Publié le 11 janvier 2013 par Copeau @Contrepoints

Le « prix Nobel » d’économie James Buchanan est mort avant-hier. Un trop court billet pour rappeler quelques éléments de son œuvre…

Par Acrithène.

L’héritage de James Buchanan
James M. Buchanan (1919-2013) est mort ce 9 janvier. Prix de la Banque de Suède  en 1986 (Nobel d’économie), je vous avais déjà parlé de lui dans un précédent billet sur la dette publique et les conflits d’intérêts entre générations.

James Buchanan est un des fondateurs de l’école des choix publics, une branche de l’économie qui analyse la rationalité des décisions politiques, non pas du point de vue de l’intérêt général, mais de l’intérêt particulier des décideurs politiques et des régulateurs. L’intuition fondamentale de James Buchanan est que les individus en charge des décisions étatiques ont, comme tout un chacun, leurs propres intérêts et contraintes, de sorte qu’on puisse attendre de la puissance publique, en certaines circonstances, des décisions à la fois rationnelles et contraires à l’intérêt général.

Cette évidence aiderait les Français à résoudre leur amour schizophrène de l’État.  Nos concitoyens ont en effet ce paradoxe d’une extrême défiance vis-à-vis de leur classe politique et d’un immense amour de l’étatisme. Mais la distinction entre l’État et les individus qui le composent n’est qu’une abstraction ignorante de la réalité : l’État ne décide de rien, ce sont les individus en charge de l’État qui prennent les décisions. Les pouvoirs délégués à l’État sont in fine délégués à des individus particuliers, avec leurs défauts et leurs motivations propres. L’étude de l’État, non au seul regard de l’intérêt général mais aussi et surtout des intérêts particuliers des personnes le composant, était l’objet de la théorie du choix public  : « la politique sans romance », comme l’appelait Buchanan.

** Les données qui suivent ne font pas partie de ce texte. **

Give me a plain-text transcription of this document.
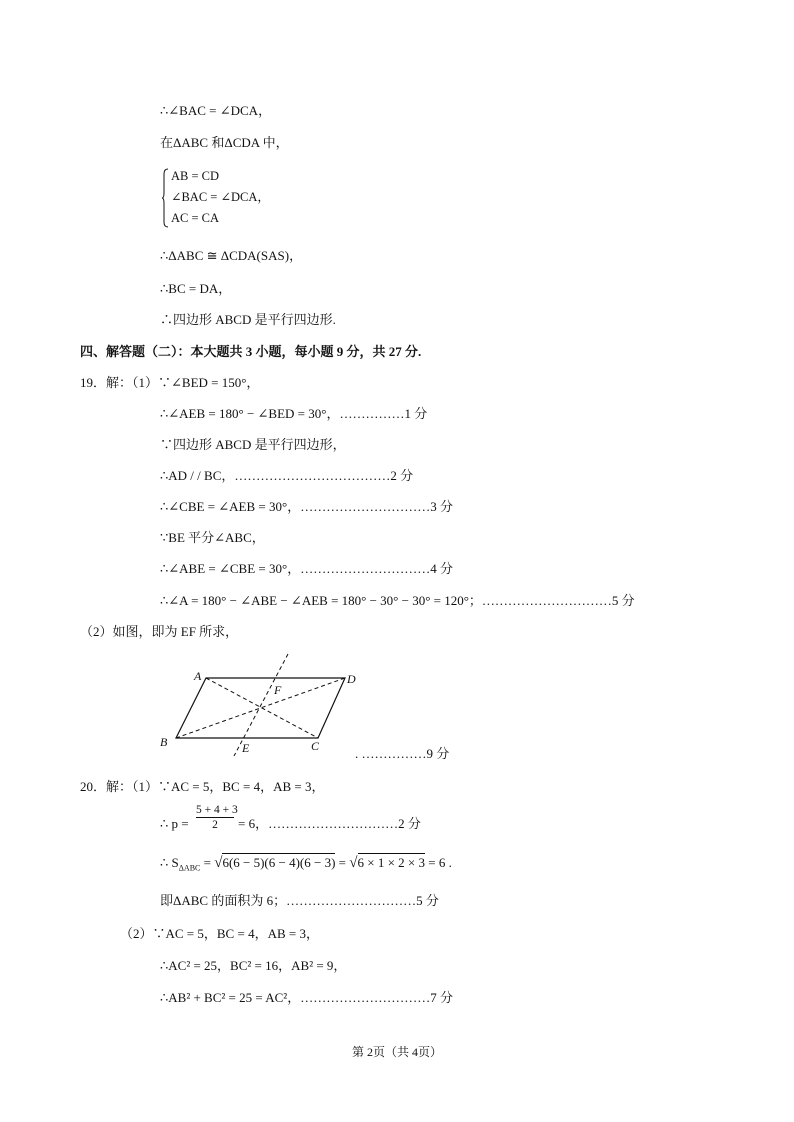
∴∠BAC = ∠DCA，
在ΔABC 和ΔCDA 中，
AB = CD
∠BAC = ∠DCA，
AC = CA
∴ΔABC ≅ ΔCDA(SAS)，
∴BC = DA，
∴四边形 ABCD 是平行四边形.
四、解答题（二）：本大题共 3 小题，每小题 9 分，共 27 分.
19．解：（1）∵∠BED = 150°，
∴∠AEB = 180° − ∠BED = 30°，……………1 分
∵四边形 ABCD 是平行四边形，
∴AD / / BC，………………………………2 分
∴∠CBE = ∠AEB = 30°，…………………………3 分
∵BE 平分∠ABC，
∴∠ABE = ∠CBE = 30°，…………………………4 分
∴∠A = 180° − ∠ABE − ∠AEB = 180° − 30° − 30° = 120°；…………………………5 分
（2）如图，即为 EF 所求，
A	D
B	C
E
F
. ……………9 分
20．解：（1）∵AC = 5，BC = 4，AB = 3，
∴ $p = \frac{5 + 4 + 3}{2} = 6$，…………………………2 分
∴ $S_{\Delta ABC} = √6(6 - 5)(6 - 4)(6 - 3) = √6 \times 1 \times 2 \times 3 = 6$ .
即ΔABC 的面积为 6；…………………………5 分
（2）∵AC = 5，BC = 4，AB = 3，
∴AC² = 25，BC² = 16，AB² = 9，
∴AB² + BC² = 25 = AC²，…………………………7 分
第 2页（共 4页）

Prenons l’exemple de la dette publique. James Buchanan s’était impliqué dans le débat politique américain lorsqu’avait été envisagé de rendre le déficit public inconstitutionnel. Suivant le principe d’équivalence ricardienne, Buchanan expliquait que le principal effet de la dette publique était de transférer du pouvoir d’achat des générations futures vers les générations présentes. Si l’État était aussi soucieux du bien-être des générations futures que des générations présentes, il ne devrait trouver aucun intérêt au déficit public. Et lorsqu’on considère l’État comme en charge de l’intérêt général, on y inclut généralement les générations futures. Hélas, du point de vue pratique, une différence majeure distingue les générations présentes des générations futures. Les premières votent, pas les secondes. Il est donc dans l’intérêt du gouvernement d’offrir des services publics aux générations présentes qui seront payés par les générations futures en charge de la dette. D’un point de vue politique, cela équivaut à pouvoir taxer des enfants et des personnes à naître,  sans leur accorder une représentation politique. Il est donc logique et rationnel, du point de vue des électeurs et de leur représentants politiques, de voter des budgets en déficit. Pourtant, cela est contraire à l’intérêt général pour peu qu’on y inclut les générations futures.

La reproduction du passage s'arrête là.